Can anyone help me writing a simple scipt that assigns materials to layers with the same name?

To be clear, the material already exists.

Any help greatly appreciated

Hi @benjamin,

So you have a file with a number of named materials. Do you already have the layers created? Any additional details you can provide might be helpful.

Have you started a script? Can you post your code that isn’t working correctly?

You might also consider posting a sample 3dm file.

– Dale

Hi @benjamin, below is a simple one based on your description:

import Rhino
import scriptcontext

def AssignRenderMaterialToLayers():
    
    layer_names = ["cupboard"]
    material_name = "Cherry"
    
    data = scriptcontext.doc.RenderMaterials.GetEnumerator()
    mats = filter(lambda rm: rm.Name == material_name, data)
    if not mats:
        print "Material '{}' not found".format(material_name) 
        return 
    
    for layer in scriptcontext.doc.Layers:
        if layer.Name in layer_names:
            layer.RenderMaterial = mats[0]

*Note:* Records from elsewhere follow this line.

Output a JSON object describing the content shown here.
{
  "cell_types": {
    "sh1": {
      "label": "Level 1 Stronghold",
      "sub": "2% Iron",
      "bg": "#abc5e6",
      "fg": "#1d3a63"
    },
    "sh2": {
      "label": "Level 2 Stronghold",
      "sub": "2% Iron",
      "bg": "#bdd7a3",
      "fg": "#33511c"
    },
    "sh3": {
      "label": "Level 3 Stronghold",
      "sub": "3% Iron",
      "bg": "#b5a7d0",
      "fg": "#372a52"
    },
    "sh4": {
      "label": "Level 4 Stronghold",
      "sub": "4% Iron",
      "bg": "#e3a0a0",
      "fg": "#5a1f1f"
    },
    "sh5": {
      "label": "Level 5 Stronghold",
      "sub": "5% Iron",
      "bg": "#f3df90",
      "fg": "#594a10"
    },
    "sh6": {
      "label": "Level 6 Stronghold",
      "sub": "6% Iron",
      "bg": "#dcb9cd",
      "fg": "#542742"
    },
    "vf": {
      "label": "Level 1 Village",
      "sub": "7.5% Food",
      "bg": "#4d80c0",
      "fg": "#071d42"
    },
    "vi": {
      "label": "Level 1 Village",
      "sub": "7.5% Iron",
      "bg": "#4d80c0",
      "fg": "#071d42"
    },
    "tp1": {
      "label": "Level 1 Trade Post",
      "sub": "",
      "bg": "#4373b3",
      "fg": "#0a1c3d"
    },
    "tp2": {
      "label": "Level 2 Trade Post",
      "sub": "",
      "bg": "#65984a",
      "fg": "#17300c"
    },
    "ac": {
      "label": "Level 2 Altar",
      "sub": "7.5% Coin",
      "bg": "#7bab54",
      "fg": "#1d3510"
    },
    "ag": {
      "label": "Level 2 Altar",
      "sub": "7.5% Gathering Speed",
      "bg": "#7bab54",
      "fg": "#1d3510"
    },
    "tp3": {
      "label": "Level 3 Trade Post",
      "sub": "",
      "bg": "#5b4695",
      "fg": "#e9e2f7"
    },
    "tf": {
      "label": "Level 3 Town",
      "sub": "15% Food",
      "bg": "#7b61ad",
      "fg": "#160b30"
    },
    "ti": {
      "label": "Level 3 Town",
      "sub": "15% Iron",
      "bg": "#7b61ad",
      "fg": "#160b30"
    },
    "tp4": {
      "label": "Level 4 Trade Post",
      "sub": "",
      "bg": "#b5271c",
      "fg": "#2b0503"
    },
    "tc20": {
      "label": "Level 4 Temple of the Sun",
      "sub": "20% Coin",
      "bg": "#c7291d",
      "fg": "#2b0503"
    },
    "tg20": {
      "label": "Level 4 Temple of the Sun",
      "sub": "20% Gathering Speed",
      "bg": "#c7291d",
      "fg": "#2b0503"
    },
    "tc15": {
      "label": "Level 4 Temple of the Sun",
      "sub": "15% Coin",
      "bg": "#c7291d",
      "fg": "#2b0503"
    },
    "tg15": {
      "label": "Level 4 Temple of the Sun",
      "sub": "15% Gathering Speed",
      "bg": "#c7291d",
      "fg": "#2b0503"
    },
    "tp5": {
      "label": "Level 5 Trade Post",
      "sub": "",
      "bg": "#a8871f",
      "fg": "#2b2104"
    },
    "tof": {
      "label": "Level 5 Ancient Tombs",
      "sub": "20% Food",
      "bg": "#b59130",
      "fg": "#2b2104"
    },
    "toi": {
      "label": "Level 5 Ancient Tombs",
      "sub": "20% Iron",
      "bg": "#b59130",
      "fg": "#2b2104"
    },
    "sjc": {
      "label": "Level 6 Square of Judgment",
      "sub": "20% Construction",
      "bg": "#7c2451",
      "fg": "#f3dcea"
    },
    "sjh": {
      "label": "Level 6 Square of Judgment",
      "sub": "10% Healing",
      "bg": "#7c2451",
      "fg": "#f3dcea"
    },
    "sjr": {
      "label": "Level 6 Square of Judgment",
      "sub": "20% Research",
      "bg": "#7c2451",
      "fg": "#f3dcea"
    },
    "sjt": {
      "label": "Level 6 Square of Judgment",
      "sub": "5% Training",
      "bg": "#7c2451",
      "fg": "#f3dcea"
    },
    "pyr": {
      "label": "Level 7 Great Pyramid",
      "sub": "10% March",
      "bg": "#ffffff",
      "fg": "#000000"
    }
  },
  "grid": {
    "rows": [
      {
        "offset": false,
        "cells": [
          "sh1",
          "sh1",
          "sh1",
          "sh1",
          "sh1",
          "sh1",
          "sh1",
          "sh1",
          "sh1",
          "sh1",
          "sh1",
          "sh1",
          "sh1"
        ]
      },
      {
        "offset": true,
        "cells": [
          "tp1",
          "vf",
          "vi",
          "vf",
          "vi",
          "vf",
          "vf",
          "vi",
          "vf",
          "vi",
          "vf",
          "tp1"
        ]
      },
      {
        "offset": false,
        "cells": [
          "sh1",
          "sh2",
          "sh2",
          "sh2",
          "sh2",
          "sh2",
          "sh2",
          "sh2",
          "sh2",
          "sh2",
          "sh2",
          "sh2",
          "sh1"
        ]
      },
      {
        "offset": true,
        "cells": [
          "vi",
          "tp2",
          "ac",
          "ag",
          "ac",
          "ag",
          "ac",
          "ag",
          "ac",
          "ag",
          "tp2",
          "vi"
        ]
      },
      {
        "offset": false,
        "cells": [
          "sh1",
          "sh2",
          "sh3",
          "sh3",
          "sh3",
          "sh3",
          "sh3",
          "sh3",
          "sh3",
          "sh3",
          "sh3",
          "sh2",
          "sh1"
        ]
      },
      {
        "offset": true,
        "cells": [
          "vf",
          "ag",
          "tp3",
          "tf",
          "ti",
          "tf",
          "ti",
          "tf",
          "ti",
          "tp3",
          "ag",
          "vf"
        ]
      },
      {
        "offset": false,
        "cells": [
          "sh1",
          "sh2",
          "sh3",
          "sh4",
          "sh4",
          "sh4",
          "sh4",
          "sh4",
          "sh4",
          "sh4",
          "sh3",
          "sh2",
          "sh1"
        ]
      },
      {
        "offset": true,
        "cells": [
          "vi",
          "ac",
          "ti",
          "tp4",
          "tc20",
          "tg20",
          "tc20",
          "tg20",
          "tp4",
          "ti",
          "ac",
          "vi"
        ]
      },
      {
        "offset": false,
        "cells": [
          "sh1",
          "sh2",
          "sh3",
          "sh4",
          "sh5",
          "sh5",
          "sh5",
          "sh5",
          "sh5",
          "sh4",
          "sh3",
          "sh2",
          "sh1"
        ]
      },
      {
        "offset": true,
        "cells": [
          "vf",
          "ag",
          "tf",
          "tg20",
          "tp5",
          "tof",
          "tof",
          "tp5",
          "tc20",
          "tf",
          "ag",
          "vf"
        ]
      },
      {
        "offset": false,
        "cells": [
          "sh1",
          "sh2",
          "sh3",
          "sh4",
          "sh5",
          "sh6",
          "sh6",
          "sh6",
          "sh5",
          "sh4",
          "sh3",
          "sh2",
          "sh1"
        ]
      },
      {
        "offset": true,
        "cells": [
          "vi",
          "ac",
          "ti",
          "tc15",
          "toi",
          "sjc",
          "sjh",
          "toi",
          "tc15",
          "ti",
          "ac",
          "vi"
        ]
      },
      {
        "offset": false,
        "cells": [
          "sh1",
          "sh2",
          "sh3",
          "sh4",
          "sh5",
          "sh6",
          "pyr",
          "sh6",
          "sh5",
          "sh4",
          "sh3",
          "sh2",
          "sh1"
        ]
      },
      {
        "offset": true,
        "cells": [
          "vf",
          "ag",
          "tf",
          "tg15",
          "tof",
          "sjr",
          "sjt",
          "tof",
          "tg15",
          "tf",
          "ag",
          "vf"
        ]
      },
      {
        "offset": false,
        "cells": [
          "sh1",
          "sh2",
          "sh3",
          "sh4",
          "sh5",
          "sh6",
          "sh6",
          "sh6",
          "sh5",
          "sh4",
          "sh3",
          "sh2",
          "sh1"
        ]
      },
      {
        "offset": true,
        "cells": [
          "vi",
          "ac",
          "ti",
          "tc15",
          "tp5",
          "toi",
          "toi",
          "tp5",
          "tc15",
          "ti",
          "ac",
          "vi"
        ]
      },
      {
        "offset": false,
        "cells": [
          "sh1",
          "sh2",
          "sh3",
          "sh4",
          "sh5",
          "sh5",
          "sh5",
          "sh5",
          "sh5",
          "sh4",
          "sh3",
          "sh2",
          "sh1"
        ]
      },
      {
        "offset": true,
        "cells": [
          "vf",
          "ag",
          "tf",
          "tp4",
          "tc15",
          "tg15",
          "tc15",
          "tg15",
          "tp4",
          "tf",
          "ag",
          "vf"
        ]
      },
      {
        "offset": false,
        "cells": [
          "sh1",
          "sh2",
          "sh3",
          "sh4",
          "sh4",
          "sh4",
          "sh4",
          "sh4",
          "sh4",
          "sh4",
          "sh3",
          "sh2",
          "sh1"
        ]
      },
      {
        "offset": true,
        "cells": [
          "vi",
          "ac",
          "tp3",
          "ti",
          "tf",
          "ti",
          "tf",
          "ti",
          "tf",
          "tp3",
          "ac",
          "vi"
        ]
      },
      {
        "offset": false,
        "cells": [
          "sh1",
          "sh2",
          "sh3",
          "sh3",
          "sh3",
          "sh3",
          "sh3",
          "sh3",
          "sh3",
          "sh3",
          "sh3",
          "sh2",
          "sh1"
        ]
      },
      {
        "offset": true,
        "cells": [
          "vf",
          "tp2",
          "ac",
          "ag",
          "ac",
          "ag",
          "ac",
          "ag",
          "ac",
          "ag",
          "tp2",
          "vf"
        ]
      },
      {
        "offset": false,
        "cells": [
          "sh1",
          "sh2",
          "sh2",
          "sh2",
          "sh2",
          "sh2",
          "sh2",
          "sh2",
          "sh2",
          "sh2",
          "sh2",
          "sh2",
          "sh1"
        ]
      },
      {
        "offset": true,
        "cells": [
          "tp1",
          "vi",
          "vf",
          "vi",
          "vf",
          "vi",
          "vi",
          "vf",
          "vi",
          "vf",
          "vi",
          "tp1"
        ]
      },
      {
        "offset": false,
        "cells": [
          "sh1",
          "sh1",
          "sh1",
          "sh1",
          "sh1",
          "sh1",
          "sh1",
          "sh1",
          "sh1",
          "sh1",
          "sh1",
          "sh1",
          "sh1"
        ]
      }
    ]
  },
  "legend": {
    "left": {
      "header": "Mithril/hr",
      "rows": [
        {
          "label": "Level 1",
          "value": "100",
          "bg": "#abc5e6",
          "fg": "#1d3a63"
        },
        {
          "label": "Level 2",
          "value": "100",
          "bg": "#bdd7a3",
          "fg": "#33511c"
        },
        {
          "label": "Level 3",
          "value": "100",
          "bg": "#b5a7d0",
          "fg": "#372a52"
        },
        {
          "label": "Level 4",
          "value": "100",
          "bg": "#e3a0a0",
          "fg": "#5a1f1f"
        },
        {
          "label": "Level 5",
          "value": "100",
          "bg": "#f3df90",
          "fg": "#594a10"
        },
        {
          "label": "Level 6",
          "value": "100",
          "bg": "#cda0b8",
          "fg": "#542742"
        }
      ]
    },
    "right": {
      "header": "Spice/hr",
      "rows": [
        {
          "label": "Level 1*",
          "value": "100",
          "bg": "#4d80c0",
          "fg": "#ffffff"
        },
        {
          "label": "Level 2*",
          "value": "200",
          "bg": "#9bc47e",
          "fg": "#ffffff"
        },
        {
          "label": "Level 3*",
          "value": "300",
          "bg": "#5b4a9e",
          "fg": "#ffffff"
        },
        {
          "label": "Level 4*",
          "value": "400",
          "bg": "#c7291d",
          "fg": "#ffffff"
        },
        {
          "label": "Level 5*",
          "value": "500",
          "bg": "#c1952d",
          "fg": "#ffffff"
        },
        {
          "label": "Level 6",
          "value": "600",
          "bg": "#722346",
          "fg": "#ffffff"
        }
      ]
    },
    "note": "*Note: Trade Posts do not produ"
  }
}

AssignRenderMaterialToLayers()

The script assigns one existing material named “Cherry” to all layers named “cupboard”. You can add multiple layer names to the list at the top, eg.

layer_names = ["cupboard", "cabinet", "wardrobe"]

_
c.

1 Like

Thanks clement!

Is there any way of assigning according to an existing list of materials?

To put it another way: the script lists all materials, then checks if there is an identically named layer, and assigns the material to the layer accordingly (if the material doesn’t have a corresponding layer then it skips it)

Any help greatly appreciated

B

Hi @benjamin, try below:

import Rhino
import scriptcontext

def AssignRenderMaterialToLayers():
    
    render_materials = list(scriptcontext.doc.RenderMaterials)
    if not render_materials: print "0 Materials found !"; return
    
    data = dict()
    for rm in render_materials: data[rm.Name] = rm 
    
    for layer in scriptcontext.doc.Layers:
        if layer.Name in data:
            layer.RenderMaterial = data[layer.Name]

AssignRenderMaterialToLayers()

_
c.

1 Like

Excellent - thank you! A nice little time saver :pray: